Communicating in plain language is deceptively difficult. The end product might read really simply, but behind that there’s usually hours of work and lots of sweat and tears.
We’re all so used to communicating in jargon. Words like ’empowerment’, ‘capacity building’, and ‘marginalisation’ trip off our tongues. Not to mention the abbreviations and acronyms: “OVC, MDG, ART” … and so on and so forth.
One of my favourite books is called Gobbledygook, written by Don Watson. I heartily recommend it as a great argument in favour of plain language, with some great examples of what is wrong with all the jargon and cliches we use without thinking.
Watson refers to another of my favourite authors on the issue of plain language — George Orwell. Orwell was concerned with how politicians use language to obscure the truth and dull public thinking. He set this out brilliantly in an essay called Politics and the English Language. Read it here or see the Wikipedia article here.
If you don’t think language is a problem, think about this: how many of your friends and family understand just what it is you do for a living? If you work in the non-profit sector, the chances are good that those close to you don’t have a clue — and it’s because you can’t tell them, without using words such as ‘facilitating’, ‘encompassing’, ‘MDGs’, and ‘engagement’.
I like to do a little exercise with people called the ‘Cocktail Party’. People have to mingle in a room, introduce themselves to others and explain what it is they do — all without using any of the jargon they normally use. The listeners have to stop them every time they hear one of the forbidden words. It’s a great test and eye opener. So, what to do if you suffer from jargon-itis? You can start by working out how to describe your job in plain language, using no more than two sentences.

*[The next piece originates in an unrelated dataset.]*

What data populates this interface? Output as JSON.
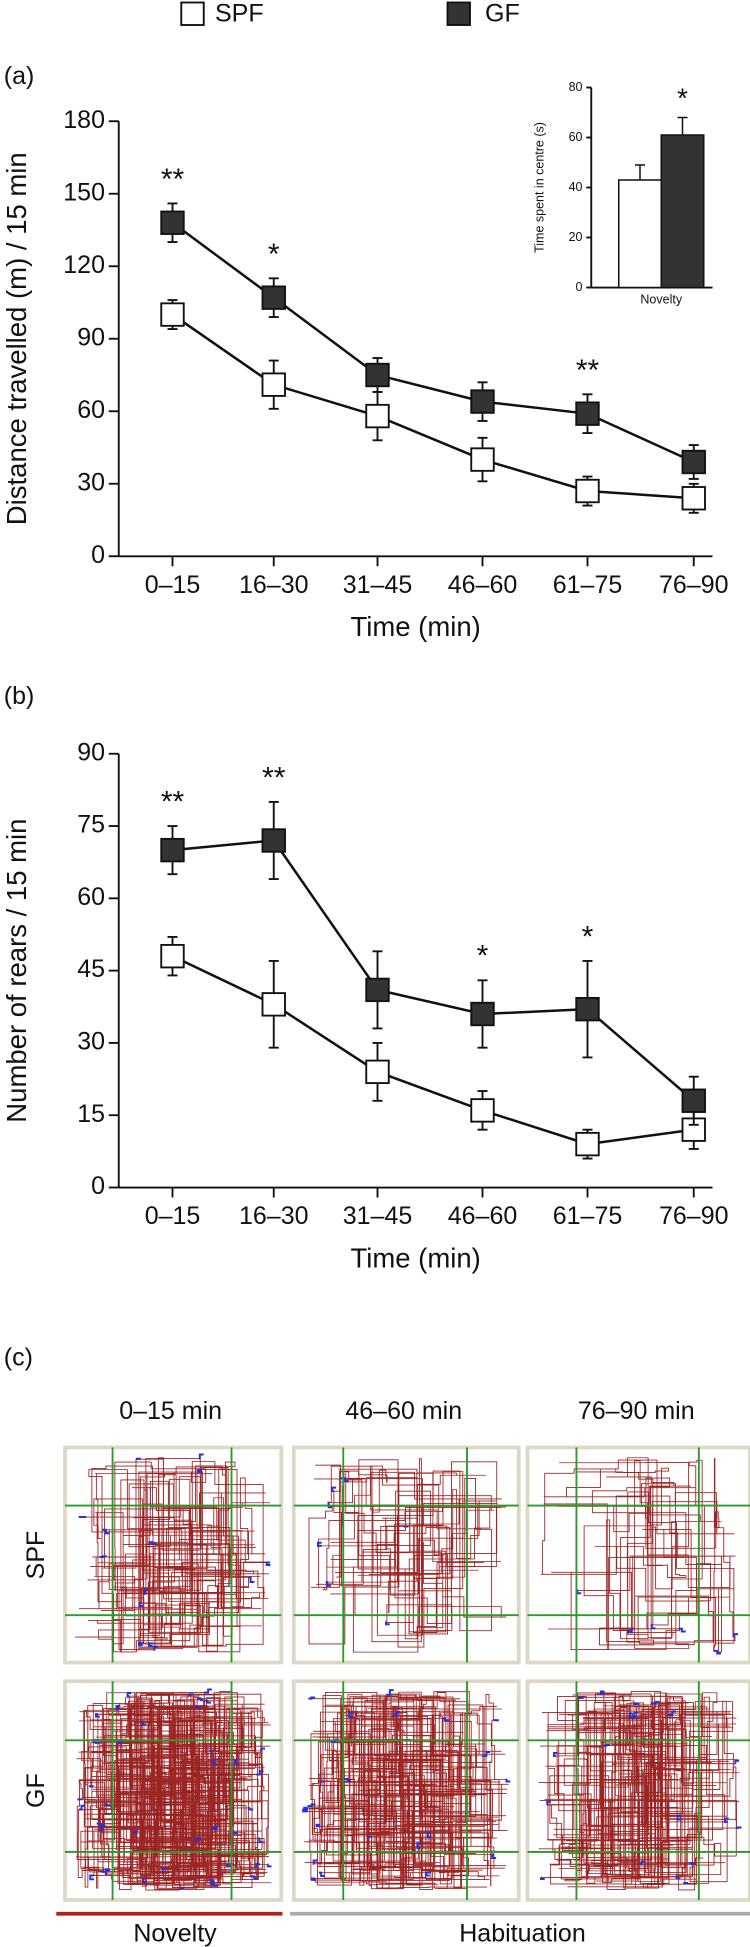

If you’re stumped, George Orwell offers six rules that should help:
* Never use a metaphor, simile or other figure of speech which you are used to seeing in print.
* Never use a long word when a short one will do.
* If it is possible to cut a word out, always cut it out.
* Never use the passive where you can use the active.
* Never use a foreign phrase, a scientific word or a jargon word if you can think of an everyday English equivalent.
* Break any of these rules sooner than saying anything outright barbarous.